The Financial Reporting Enforcement Panel, a private sector institution with quasi-official competencies, has come under fire after the parliamentary inquiry into the Wirecard fraud raised serious questions over its compliance.
MPs disclosed earlier this month that FREP in 2016 banned its senior staff, including the president, from taking on new supervisory board roles. However, in 2017 FREP president Edgar Ernst nonetheless joined the board of German wholesaler Metro AG. He also holds board seats at the country’s largest listed landlord, Vonovia, and travel company Tui. The government earlier this month launched an investigation into the matter.
Ernst argues that taking up the Metro seat was in line with the rules as his employment contract was older than the 2016 ban on board seats and hence trumped the tightened governance regulations. He filed a legal opinion to parliament last week defending his move.
FREP is facing serious questions over its handling of fraud allegations against Wirecard. It told the payments company in 2016 that it did “not want” to formally investigate accusations raised by short-sellers and asked the now-disgraced payments company to prepare arguments “why the accusations are unfounded”.

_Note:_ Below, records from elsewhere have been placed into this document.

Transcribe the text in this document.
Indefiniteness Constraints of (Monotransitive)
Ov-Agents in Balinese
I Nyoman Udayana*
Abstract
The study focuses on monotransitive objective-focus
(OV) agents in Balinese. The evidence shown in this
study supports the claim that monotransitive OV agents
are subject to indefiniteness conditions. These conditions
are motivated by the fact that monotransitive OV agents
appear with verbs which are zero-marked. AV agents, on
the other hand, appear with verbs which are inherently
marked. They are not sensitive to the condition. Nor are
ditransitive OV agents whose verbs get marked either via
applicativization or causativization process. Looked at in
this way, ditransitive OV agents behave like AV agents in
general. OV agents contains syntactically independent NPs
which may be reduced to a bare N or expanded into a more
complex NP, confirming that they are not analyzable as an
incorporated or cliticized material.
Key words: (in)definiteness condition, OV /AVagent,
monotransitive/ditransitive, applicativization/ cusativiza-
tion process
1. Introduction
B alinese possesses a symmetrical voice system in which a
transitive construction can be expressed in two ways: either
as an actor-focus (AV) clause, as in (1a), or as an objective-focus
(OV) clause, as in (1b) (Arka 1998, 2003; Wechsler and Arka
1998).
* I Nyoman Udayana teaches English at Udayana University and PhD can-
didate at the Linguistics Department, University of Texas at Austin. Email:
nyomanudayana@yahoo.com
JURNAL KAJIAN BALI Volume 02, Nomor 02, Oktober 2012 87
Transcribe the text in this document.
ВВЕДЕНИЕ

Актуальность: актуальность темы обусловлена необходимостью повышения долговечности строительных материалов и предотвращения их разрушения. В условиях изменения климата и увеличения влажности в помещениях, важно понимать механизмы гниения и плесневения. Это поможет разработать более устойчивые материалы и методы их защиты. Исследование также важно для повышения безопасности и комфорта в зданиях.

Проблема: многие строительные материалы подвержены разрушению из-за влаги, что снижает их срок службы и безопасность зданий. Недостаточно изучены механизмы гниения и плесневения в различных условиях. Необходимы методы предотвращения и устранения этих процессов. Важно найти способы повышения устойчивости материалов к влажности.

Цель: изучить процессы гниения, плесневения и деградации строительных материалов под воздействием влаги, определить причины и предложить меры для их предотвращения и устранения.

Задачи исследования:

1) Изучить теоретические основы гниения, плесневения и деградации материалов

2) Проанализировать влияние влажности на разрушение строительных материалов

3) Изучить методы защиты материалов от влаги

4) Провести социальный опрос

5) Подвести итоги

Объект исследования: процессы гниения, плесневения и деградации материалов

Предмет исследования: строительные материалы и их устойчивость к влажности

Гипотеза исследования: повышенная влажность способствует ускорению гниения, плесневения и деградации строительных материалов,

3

In early 2019, the regulator BaFin asked FREP to open a probe into accounting manipulations raised by the Financial Times, but it did not produce any results until after the company’s insolvency in June 2020. The German government subsequently announced a fundamental overhaul of its accounting regulation.
So far the government’s plan is to stick to an overhauled form of Germany’s two-tier system where routine accounting checks are conducted by a private sector body with quasi-official powers while BaFin gets the remit to investigate fraud.
However, on Tuesday the ministry of justice, which oversees the private sector institution, issued a thinly disguised threat to walk away from FREP altogether should Ernst not relinquish his board seats or leave the institution.
“It is important that even the appearance of a conflict in interest is avoided,” the ministry said, adding that the government in future would only work with a body whose leadership does not have seats on supervisory boards.
The ministry stressed that a private sector partner that allows its management to have supervisory board seats “won’t be accepted” and that its future partner needed “clear rules that the work for the enforcement panel is incompatible with having supervisory board seats at companies”.
In practice, such a step would mean the end of FREP, which will lose its quasi-official powers if the government does not sign a new contract.
Berlin’s move follows pressure from MPs who harshly criticised Ernst’s behaviour. “Even if Mr Ernst’s board seat at Metro was in line with the letter of the law, it definitely is against its spirit,” said Matthias Hauer, an MP for Chancellor Angela Merkel’s conservative CDU/CSU bloc, adding that it should be self-evident that the FREP president respected the latter.
Cansel Kiziltepe, an MP for the Social Democrats, accused Ernst of “trying to get away with legal subterfuge”, adding that this was unacceptable.
Ernst and FREP did not immediately reply to a Financial Times request for comment.